Проект дельта вторжение деструктов по страницам26

-   Ей-ей, ни в одном, как на духу! Вот тебе истинный крест.

   Платон Ильич рухнул чистыми брюками на мокрую тротуарную плитку. Размашисто стал креститься. Слева на право. Затем  - справа на лево. И наоборот. Проезжавшая по дороге одинокая белая иномарка неопределённо вильнула.

-  Вы католик или православный? – Миша едва давил смех.

   Вместо ответа Платон Ильич вынул из-под полы бутыль какой-то фирменной водки. Выставил её перед собой на плитку.

-   Знаете что – идите-ка вы в баню. Пусть пёсик ваш помоется,- сказал Миша сквозь смех и отключился.

   Лёжа на животе, он украдкой продолжал смотреть за происходящим. Платон Ильич предпринял колоссальные попытки набрать его номер, который с тех пор не изменился. Но это у него не вышло. Он некоторое время, заметно пошатываясь (встал с колена на одну ногу), тыкал пальцем клавиатуру.

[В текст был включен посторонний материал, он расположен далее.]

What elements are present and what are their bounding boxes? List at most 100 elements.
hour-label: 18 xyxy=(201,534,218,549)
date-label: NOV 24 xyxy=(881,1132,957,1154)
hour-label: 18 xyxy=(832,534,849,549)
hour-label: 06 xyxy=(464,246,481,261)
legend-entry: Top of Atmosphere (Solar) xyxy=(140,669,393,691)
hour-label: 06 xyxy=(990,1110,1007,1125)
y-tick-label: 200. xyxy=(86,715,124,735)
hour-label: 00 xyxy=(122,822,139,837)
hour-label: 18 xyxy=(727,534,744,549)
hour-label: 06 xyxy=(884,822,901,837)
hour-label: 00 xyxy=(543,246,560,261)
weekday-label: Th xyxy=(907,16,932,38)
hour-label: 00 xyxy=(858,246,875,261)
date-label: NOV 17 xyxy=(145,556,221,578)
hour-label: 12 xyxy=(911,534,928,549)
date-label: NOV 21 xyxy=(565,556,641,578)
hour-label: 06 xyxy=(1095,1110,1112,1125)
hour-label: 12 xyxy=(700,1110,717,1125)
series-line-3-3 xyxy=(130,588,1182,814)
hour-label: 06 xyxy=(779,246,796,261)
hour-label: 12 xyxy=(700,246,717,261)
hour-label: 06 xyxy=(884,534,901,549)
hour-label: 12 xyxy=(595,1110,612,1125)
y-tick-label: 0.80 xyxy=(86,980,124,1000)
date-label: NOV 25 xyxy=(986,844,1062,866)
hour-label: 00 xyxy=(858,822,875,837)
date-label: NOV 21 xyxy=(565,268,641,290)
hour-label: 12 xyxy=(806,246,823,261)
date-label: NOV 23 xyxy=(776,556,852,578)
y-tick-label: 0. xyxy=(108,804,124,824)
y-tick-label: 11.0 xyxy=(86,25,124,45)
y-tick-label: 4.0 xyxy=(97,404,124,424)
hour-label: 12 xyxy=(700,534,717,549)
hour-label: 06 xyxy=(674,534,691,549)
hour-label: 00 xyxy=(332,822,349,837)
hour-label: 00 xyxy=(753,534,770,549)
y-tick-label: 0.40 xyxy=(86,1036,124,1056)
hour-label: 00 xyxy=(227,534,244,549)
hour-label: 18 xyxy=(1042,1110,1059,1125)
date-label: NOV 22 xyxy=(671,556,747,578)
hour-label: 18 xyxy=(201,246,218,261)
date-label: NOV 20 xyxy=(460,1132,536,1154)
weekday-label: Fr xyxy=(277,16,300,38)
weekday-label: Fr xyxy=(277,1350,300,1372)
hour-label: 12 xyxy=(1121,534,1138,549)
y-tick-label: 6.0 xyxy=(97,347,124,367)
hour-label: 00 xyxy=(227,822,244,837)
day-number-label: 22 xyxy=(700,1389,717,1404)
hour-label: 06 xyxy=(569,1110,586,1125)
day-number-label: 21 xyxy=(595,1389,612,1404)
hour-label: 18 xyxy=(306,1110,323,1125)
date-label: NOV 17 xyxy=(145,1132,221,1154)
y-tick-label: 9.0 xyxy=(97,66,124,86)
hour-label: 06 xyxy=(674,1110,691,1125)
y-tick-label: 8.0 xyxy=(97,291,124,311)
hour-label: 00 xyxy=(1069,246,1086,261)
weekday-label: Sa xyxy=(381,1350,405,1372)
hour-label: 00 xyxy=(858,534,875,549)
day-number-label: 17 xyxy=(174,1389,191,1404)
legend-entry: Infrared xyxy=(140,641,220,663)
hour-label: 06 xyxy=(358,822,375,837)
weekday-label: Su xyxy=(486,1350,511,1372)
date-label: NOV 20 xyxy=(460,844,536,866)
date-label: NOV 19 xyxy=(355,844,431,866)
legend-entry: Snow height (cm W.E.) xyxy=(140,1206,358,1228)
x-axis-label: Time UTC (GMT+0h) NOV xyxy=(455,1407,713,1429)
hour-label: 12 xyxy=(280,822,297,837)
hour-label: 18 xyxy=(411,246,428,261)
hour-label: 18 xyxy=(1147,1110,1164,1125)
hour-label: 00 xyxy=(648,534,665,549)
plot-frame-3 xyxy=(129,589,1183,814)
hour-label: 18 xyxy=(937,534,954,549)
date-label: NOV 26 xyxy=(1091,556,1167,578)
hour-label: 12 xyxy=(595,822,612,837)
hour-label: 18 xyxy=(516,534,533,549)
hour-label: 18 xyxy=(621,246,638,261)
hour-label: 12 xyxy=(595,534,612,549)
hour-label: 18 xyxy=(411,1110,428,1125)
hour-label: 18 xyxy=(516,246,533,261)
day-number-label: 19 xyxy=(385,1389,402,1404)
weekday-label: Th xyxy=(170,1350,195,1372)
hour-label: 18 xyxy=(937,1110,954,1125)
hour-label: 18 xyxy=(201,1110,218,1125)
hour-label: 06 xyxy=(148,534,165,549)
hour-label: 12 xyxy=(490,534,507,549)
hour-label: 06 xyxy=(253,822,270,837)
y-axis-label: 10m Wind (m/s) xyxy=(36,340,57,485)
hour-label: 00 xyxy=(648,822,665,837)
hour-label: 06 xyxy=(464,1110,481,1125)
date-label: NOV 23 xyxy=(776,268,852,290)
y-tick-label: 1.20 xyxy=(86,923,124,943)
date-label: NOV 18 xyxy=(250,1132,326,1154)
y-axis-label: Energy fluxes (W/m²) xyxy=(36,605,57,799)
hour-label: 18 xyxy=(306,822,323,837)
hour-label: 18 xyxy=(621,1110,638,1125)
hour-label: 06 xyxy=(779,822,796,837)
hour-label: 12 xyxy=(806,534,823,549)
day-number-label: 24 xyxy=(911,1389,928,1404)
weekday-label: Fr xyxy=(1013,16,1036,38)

Затем оставил эту деятельность. Поднёс святящуюся коробочку с откинутой серебристой крышкой. Стал трясти её перед ухом,  что-то приговаривая. Дог, наблюдая это, протяжно залаял, адресуясь к мачте с уже начисто сорванным баннером. Вскоре окно, напротив, со звоном невыпавшего стекла раскрылось. Голос старушки Марьи Потаповны, что была активистом совета местного самоуправления, и ветераном Великой и Отечественной, оборонявшей  Северный Кавказ в одном из партизанских отрядов, протяжно заголосил: «Ишь, фашист, какой! Иди, давай отсюда, проклятый! А той сейчас сына кликну. А то! Не посмотрю, что с собакой явился. Срёт и ссыт куда попало. И все под нашими окнами.  Ссы там, где живёшь, проклятущий! Так что иди отсюда. Топай, давай…»

   Миша встал. Прошёлся по комнате, не включая света. Затем упал и отжался раз двадцать. Попеременно: на ладонях, кулаках и пальцах. Немного подумав, открыл страничку «сообщения». Отправил на номер Платона Ильича: «Я вас ни в чём не виню. Если обидел, извините». Хотел дописать «с уважением», но не стал этого делать. Почувствовал – так будет не искренне.

   В ту же минуту вспыхнул свет люстры. На пороге комнаты стояла мать, щурясь от сна. В руке она сжимала Библию. Позади виднелся отец, испуганный и удивлённый одновременно.

-   Мы думали, ты спишь, сынок, -  начал он. – А ты, оказывается…

-  Да ему его Ира звонила, наверное, из Москвы, - успокаивающе шепнула мать. – Не пугайся, отец. Кто где гуляет. Молодые друг друга контролируют. Пошли…

   Мишу больно задели предпоследние слова. Особенно в области «друг друга». Они не звонили друг другу уже неделю. С тех пор, как произошло убийство Воронова. Ему нестерпимо захотелось набрать её номер, но он лишь закусил губу. Зашептал молитву Ангелу-Хранителю. Затем произнёс «оум», что было созвучно «аминь», и означало первозвук или первое слово. «В начале было слово, и это слово был Бог». Такую «эсэмэску» он отправил ей на этот раз. С тех пор он отправил уже десять писем. Только все они звучали одинаково: «Целую, люблю. Твой».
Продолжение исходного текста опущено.